Primo de Amarante disse...

Já, agora, é interessante comparar o texto de La Boétie com um outro de E.Kantorowicz sobre "morrer pela pátria no pensamento político medieval". No meu ponto de vista, a Idade Média tem, paradoxalmente, muito a ver com o nosso tempo, sobretudo com duas expressões políticas (irracionais, de certa forma)que hoje são dominantes: a demagogia populista e o terrorismo.
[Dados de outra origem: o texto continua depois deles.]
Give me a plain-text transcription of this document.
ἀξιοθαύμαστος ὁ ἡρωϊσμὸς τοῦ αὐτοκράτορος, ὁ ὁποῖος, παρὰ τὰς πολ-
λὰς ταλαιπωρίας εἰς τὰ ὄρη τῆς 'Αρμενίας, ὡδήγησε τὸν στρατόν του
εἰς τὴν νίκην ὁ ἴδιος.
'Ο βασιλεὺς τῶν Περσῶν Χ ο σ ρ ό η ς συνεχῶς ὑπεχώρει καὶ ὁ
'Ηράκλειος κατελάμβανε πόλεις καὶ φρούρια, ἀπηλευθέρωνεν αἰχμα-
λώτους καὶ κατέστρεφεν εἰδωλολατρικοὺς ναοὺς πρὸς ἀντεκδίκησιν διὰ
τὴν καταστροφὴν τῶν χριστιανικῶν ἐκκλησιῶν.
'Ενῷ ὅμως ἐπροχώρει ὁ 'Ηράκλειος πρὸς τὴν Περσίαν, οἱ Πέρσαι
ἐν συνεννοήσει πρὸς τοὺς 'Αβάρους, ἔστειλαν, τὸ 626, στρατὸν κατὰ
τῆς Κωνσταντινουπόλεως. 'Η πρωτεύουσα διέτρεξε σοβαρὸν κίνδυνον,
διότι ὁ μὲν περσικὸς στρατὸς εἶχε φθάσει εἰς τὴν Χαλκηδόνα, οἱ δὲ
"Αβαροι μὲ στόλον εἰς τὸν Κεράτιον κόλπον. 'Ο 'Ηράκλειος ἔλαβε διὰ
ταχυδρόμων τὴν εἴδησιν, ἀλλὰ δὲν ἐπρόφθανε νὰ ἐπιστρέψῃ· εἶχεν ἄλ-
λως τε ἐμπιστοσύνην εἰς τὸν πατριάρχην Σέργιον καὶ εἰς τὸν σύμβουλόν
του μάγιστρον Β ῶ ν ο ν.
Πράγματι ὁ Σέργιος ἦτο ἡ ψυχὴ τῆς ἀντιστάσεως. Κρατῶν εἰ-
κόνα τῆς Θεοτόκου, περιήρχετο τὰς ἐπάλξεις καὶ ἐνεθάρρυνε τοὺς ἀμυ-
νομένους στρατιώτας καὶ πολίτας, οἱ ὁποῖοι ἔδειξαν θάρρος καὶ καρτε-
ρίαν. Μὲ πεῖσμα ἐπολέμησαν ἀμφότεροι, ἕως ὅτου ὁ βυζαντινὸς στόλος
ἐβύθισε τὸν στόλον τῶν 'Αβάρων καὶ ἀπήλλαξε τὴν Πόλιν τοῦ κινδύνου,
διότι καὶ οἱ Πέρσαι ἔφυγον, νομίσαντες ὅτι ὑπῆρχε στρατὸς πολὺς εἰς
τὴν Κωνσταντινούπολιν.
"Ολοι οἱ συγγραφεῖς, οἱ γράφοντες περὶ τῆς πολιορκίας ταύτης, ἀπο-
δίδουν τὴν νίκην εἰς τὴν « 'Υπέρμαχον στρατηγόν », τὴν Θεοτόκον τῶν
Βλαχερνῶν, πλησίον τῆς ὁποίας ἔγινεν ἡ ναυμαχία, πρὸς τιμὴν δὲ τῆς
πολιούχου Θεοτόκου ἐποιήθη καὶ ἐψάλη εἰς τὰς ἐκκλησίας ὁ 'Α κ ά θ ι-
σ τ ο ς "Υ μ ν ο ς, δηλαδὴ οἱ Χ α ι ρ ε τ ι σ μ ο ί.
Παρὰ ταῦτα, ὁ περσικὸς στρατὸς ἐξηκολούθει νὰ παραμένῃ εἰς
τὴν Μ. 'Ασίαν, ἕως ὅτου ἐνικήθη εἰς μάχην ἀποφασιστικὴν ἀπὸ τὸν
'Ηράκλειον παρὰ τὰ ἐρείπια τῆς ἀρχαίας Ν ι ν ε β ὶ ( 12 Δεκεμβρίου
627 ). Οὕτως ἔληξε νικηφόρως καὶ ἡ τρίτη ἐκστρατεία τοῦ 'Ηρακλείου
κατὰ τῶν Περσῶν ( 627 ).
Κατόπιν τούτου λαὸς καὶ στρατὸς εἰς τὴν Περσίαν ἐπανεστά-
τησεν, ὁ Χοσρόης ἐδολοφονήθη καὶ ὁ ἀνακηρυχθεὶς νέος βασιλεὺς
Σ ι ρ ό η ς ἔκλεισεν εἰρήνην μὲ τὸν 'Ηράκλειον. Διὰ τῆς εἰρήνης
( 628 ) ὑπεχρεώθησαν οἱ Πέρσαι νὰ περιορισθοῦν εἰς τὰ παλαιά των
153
Há um texto de Charles S. Peirce "Fixação da crença" (in: Antologia Filosófica, Imprensa Casa da Moeda) á luz do qual se percebe o funcionamento dum princípio da tenacidade nesse "irracionalismo".

Primo de Amarante disse...
Este comentário foi removido por um gestor do blogue.
Amélia disse...

Está a ser demorado colocar um comentário...e ontem nem comsegui...
Compadre: não conheço esses textos que refere.Onde poderia eu encontrá-los?

Primo de Amarante disse...

O texto "Morrer pela Pátria" de E.Kantorowiez foi publicado por "Edições João Sá da Costa Lisboa". Sobre a "Fixação da crença" de Charles S. Peirce é um capítulo da obra "Antologia Filosófica", publicada pela Imprensa Casa da Moeda

Silvia Chueire disse...

Está mesmo complicado comentar.Obrigada, Amélia, pelo texto que nos deu a ler e pensar.